I realize I've never fully shared my diagnosis story or all that much about the early days with the disease on here. It's something I plan to do soon, in conjunction with the upcoming 10-year anniversary of my diagnosis. But I'll talk a bit about those early days right now. I was going into my second year of grad school in Michigan (12 hours away from home in Minnesota) when I knew something was wrong. I really had known something was wrong for months, but it wasn't until just before the school year started that things were getting worse and I knew I couldn't deny it any longer. I called my mom and told her what was going on and I went to clinic on campus that day at her behest. The symptoms weren't super active at the time I was at the clinic, and the doctor I saw pretty much just sent me home. A few days later, my mom was there with me. And she saw me very rapidly deteriorate before her eyes. When I went back to the doctor a few days later, I failed the neuro exam spectacularly and was told I needed to see a neurologist and have an MRI immediately. The diagnosis was pretty devastating to both of us, perhaps especially so because neither of us knew much of anything about the disease. My mom checked out every book in library about MS and we both did a lot of reading.

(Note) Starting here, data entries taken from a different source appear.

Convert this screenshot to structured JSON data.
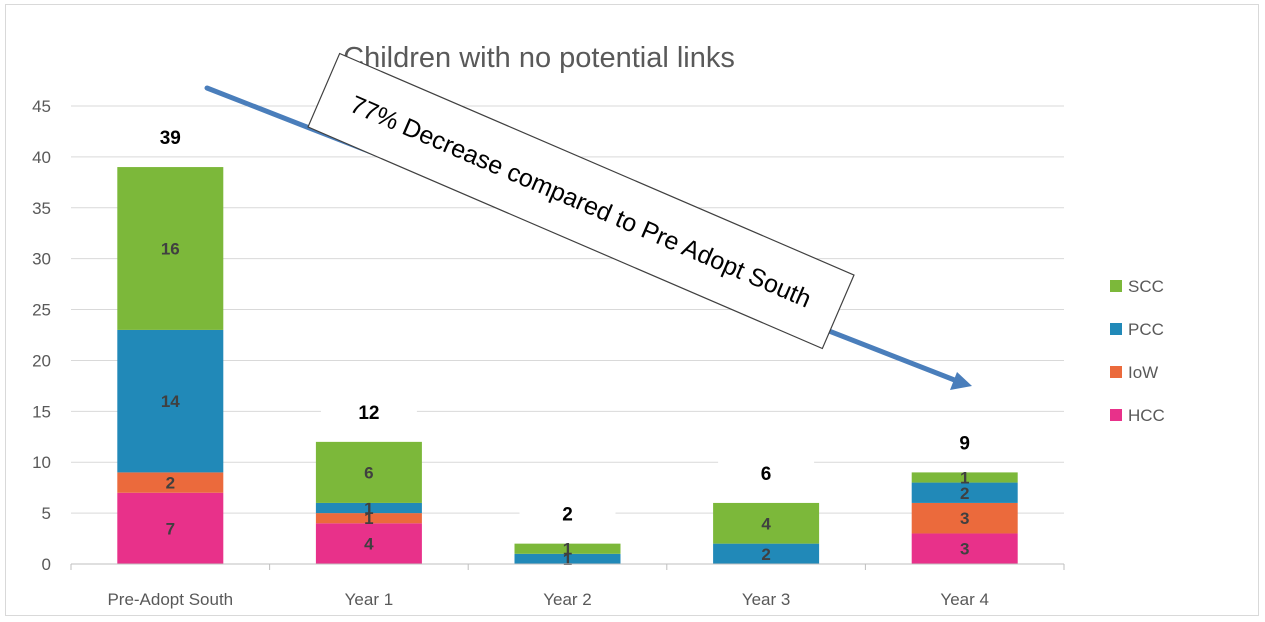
{
  "chart_data": {
    "type": "bar",
    "stacked": true,
    "title": "Children with no potential links",
    "xlabel": "",
    "ylabel": "",
    "categories": [
      "Pre-Adopt South",
      "Year 1",
      "Year 2",
      "Year 3",
      "Year 4"
    ],
    "ylim": [
      0,
      45
    ],
    "yticks": [
      0,
      5,
      10,
      15,
      20,
      25,
      30,
      35,
      40,
      45
    ],
    "grid": true,
    "legend_position": "right",
    "series": [
      {
        "name": "HCC",
        "color": "#E8318A",
        "values": [
          7,
          4,
          0,
          0,
          3
        ]
      },
      {
        "name": "IoW",
        "color": "#EB6A3C",
        "values": [
          2,
          1,
          0,
          0,
          3
        ]
      },
      {
        "name": "PCC",
        "color": "#2189B8",
        "values": [
          14,
          1,
          1,
          2,
          2
        ]
      },
      {
        "name": "SCC",
        "color": "#7CB83A",
        "values": [
          16,
          6,
          1,
          4,
          1
        ]
      }
    ],
    "totals": [
      39,
      12,
      2,
      6,
      9
    ],
    "legend_order": [
      "SCC",
      "PCC",
      "IoW",
      "HCC"
    ],
    "annotation": {
      "text": "77% Decrease compared to Pre Adopt South",
      "arrow_color": "#4A7EBB"
    }
  }
}
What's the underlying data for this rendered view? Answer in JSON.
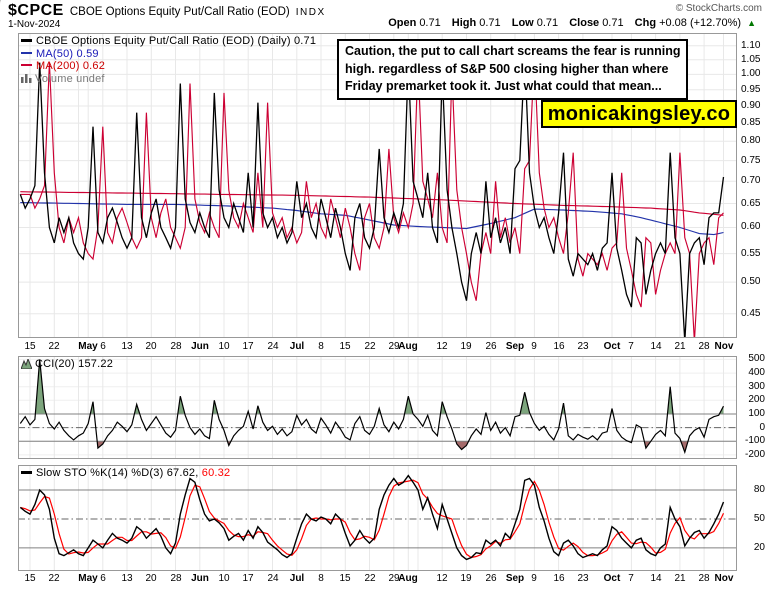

She was with me through the first steroid infusions and put up with me during my extremely agitated and sleepless steroid state. She drove me 12 hours to my home state to see an MS specialist neuro (at the recommendation of the local neuro).  She drove me back to Michigan. She saw me through more steroids. She ended up taking a leave from her job and essentially moved in with me in Michigan for several months, because I was unwilling to quit grad school despite the doctor recommending that I maybe should. Since I was having trouble walking and having trouble with my vision and with my bladder and everything was just exhausting and hard (and grad school is exhausting and hard to begin with) and I needed help, she was there. To support me in continuing to pursue my dreams and goals even when it was sometimes feeling pointless. To support me in dealing with my new life and this new strange thing taking over my body. She wasn't with me the whole year, but she was there quite a lot, and I don't think I could have done it without her. I finished the school year, having earned my Master's degree and a few extra honors to boot, largely thanks to my mom and her support.

That was only the beginning, though, and my mom has been just as vital since then. She's been there as I tried drugs that didn't work, and she's helped me as I made decisions about what drug to try next. She has stood up for me to those of the "but you look so good" camp. She's really the only one, other than my neuros, who saw me at my absolute worst, and plenty of my not--the-absolute-worst-but-still-bad times. She's the only one in my life who really, truly knows what this disease looks like, or can look like, up close. She has born witness, which feels like an important and powerful thing to me. It makes me feel less of that certain kind of lonely that life with this disease can make a person feel. She's in this with me, and has been from day one.

Thanks, Mom. For being awesome and funny and the best mother. But also for being with me on this wild MS ride, and making sure I don't fall off. For sharing the load, and then some. For laughing with me and crying with me. For continuing to support me as I follow my dreams and I pursue my goals. I desperately hope there's a cure for MS someday, certainly, but in the meantime my greatest hope is that all people with MS have someone like you in their lives. It makes it a whole lot easier.

Sure, I could have shared a nice picture, but I chose this one for a few reasons:
1. What am I doing?! Apparently turning around to look at something
my mom is pointing at. But why in such a weird, theatrical way?
2. This picture is taken in our favorite place in the world, Colorado.
And on a trail with especially important memories.
3. I didn't ask permission first to share a picture of her, and I figured this one
would be safe, as it's not too close up, and the focus is on my weirdness.
[But I'll take this down if you want, mom!]

1 comment:

spencer said...

I really appreciated reading this post!